By: Andrew Husa (University of Nebraska-Lincoln) and Cheryl E. Morse (University of Vermont)
What is the main purpose of your study?
Drawing on results from an online survey of the mobility of people who grew up in Nebraska, this paper asserts that those stayers who have had some rural living experience, defined as living in communities of under 2,500 people, express stronger place-based attachments than others.
What are the practical, day to day, implications of your study?
Our study will benefit individuals and groups who are concerned about the vitality of rural communities, as mobility research sheds light on the reasons why people choose to stay in or leave small towns.
How does your study relate to other work on the subject?
Our study supports other research that demonstrates strong place attachment among residents of rural communities. It also supports research on immobility and the reasons why a person may choose to remain in a place.
What are two or three interesting findings that come from your study?
Those who grow up in America’s rural areas may develop a different set of values and social and place-based attachments than their urban peers.

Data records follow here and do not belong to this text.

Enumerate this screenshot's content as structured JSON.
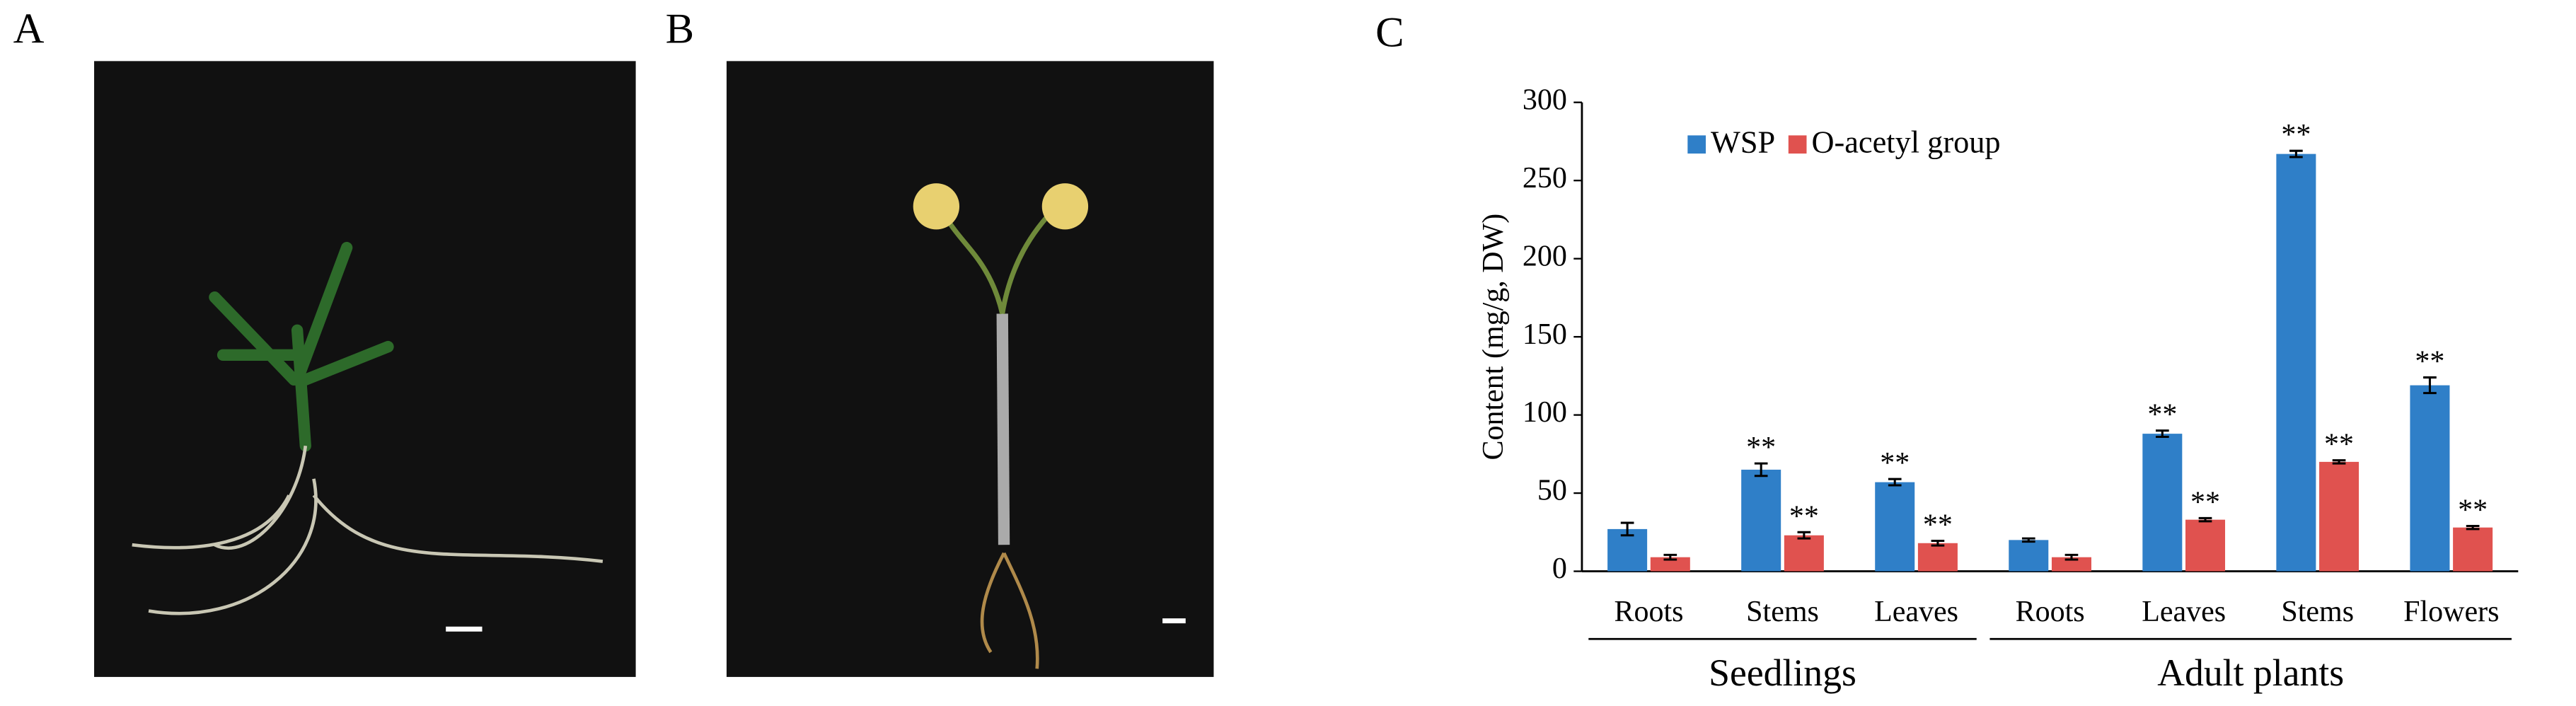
{
  "panel_labels": [
    "A",
    "B",
    "C"
  ],
  "chart_data": {
    "type": "bar",
    "y_label": "Content (mg/g, DW)",
    "groups": [
      {
        "name": "Seedlings",
        "categories": [
          "Roots",
          "Stems",
          "Leaves"
        ]
      },
      {
        "name": "Adult plants",
        "categories": [
          "Roots",
          "Leaves",
          "Stems",
          "Flowers"
        ]
      }
    ],
    "series": [
      {
        "name": "WSP",
        "color": "#2f7fc8",
        "values": [
          27,
          65,
          57,
          20,
          88,
          267,
          119
        ],
        "errors": [
          4,
          4,
          2,
          1,
          2,
          2,
          5
        ],
        "annotations": [
          null,
          "**",
          "**",
          null,
          "**",
          "**",
          "**"
        ]
      },
      {
        "name": "O-acetyl group",
        "color": "#e0524f",
        "values": [
          9,
          23,
          18,
          9,
          33,
          70,
          28
        ],
        "errors": [
          1.5,
          2,
          1.5,
          1.5,
          1,
          1,
          1
        ],
        "annotations": [
          null,
          "**",
          "**",
          null,
          "**",
          "**",
          "**"
        ]
      }
    ],
    "ylim": [
      0,
      300
    ],
    "yticks": [
      0,
      50,
      100,
      150,
      200,
      250,
      300
    ],
    "grid": false,
    "legend": "top-left"
  }
}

Key components of attachment to rural areas include connection to family, a desire to raise children there, and an appreciation for the culture and hospitality.
What might be some of the theoretical implications of this study?
The theoretical implications of this study is that those who grow up in America’s rural areas may develop a different set of values and social and place-based attachments than urban residents, and that rural values and social and place-based attachments are generally stronger than their urban counterparts.
How does your research help us think about Geography?
Rural America, especially the rural Great Plains, is generally imagined as an empty place, when in reality it is full of rich social interactions. Despite waves of outmigration, several people have made the decision to stay in their hometowns, or in another rural community.